Pour Marx, la bureaucratie incarne un ''parasite'' au sein de l'État capitaliste, instrumentalisé pour perpétuer la domination de la bourgeoisie sur le prolétariat. Elle fonctionne comme un mécanisme de contrôle de classe, imposant des lois et des politiques favorables aux capitalistes tout en exploitant les travailleurs sans générer de valeur ajoutée.
Les bureaucrates, déconnectés des processus productifs, constituent une élite aliénée qui renforce son pouvoir autonome, souvent au détriment des intérêts des travailleurs. Marx condamne ainsi leur rôle dans la perpétuation de l'oppression systémique – via la police, l'armée ou la fiscalité – ainsi que leur capacité à devenir autonomes, échappant ainsi au contrôle démocratique. En ce sens, selon lui, la bureaucratie représente un obstacle structurel à l'égalité et à l'émancipation des travailleurs.
Revenons au cas tunisien pour éclairer quelques arguments récents sur la dynamique de positionnement/repositionnement entre Kaïs Saied et l'administration, sur fond de l'approche de Marx (puisqu'il est cité dans ces arguments)

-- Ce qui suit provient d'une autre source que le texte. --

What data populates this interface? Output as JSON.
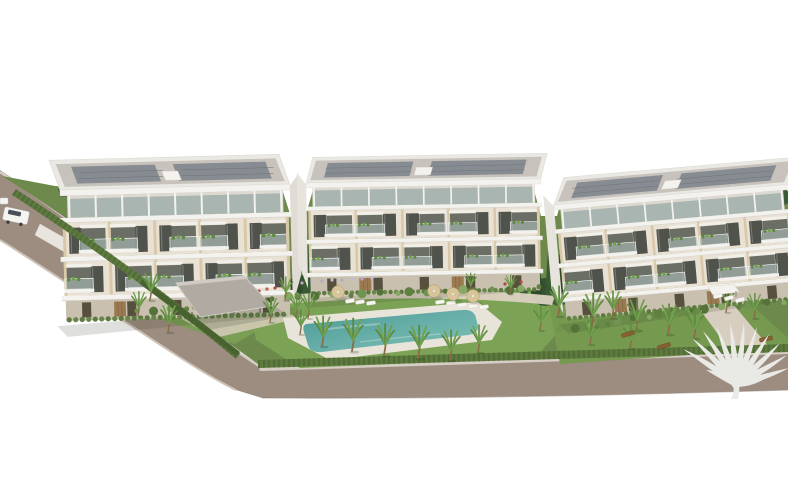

D'abord, dans les sociétés périphériques (au sens de Samir Amin) et dépendantes (au sens de Dani Rodrik) des impératifs du capital international, les structures de pouvoir (politiques, administratives, sociétales, etc.) demeurent hybrides et fragmentées, en raison notamment d'un déficit technologique qui incarne en dernière instance la modernité.
Ensuite, depuis 1956, les relations entre l'État tunisien – y compris son extension administrative – et la population sont marquées par des tensions récurrentes. J'ai d'ailleurs observé un événement majeur secouant l'État tous les cinq ans en moyenne jusqu'en 2011, un rythme exceptionnel comparé aux autres pays de la région.
Par ailleurs, au fil des décennies, l'Administration tunisienne s'est progressivement imposée comme une entité relativement autonome, agissant comme un groupe de pression défendant ses propres intérêts et fonctionnant comme un ''État profond'' – et disposant d'une certaine flexibilité – sans pour autant remettre ouvertement en cause les limites formelles du pouvoir étatique.
Après 2011, elle a résisté aux transformations politiques et ne s'est pas ouvertement impliquée dans le changement revendiqué par la population. Au contraire, s'appuyant sur son influence historique et ses réseaux d'intérêts consolidés depuis 56, elle a promu, par le biais des médias, l'idée que ''l'eau et l'électricité n'ont pas été coupées, et que le lait, l'huile et le pain sont restés disponibles'', ce qui fait de l'administration une compétence remarquable !
À cet égard, l'approche de l'école historique allemande (Veblen, Schumpeter, mais aussi Schultz et Akerman), offrant un cadre d'analyse structurel, pourrait enrichir l'étude de la période 2011-2025. Et je crois qu'il s'agit - jusqu'à présent- du meilleur cadre d'analyse pour la période post-2011, permettant de dépasser les outils d'analyse devenus très populaires et qui ont joué un rôle important dans :
(1) la reproduction de la réalité telle qu'elle est et
(2) l'aplatissement de la conscience collective, en répétant les mêmes arguments malgré la dynamique croissante de la vie sociale et économique du pays.
Enfin, affirmer que « Kaïs Saied a mal géré sa position au sein de l'administration » est une affirmation incomplète et d'une portée analytique très limitée, sans intégrer les Triptyque officiel État-Administration-Capital.
En réalité, analyser les relations de pouvoir entre l'exécutif et l'administration, en ignorant l'influence des groupes de pression rentiers, est une approche réductrice. En effet, la captation des rentes – et par extension, l'État – implique nécessairement l'Administration, qui en tire profit :protection institutionnelle et accès à une partie de cette rente. La première est garantie par le contrôle des règles administratives, la seconde résulte de compromis avec le capital, et se présente comme une prime de risque face à un éventuel contrôle a posteriori (Tollison).
Par ailleurs, la confrontation entre l'État et les acteurs rentiers (le capital) constitue un défi existentiel. La moindre faille dans son action contre le capital menacerait de l'effondrement du système. A l'inverse, la recherche de rente requiert une collusion avec l'État et son Administration, sans laquelle le taux de rendement (le taux de profit, pour citer Marx) chuterait en dessous du seuil de reproduction du capital, précipitant ainsi une crise systémique.
Cette dialectique éclaire les tensions tunisiennes, où l'équilibre entre légitimité politique, autonomie administrative et pression du capital demeure un défi insoluble sans réforme structurelle.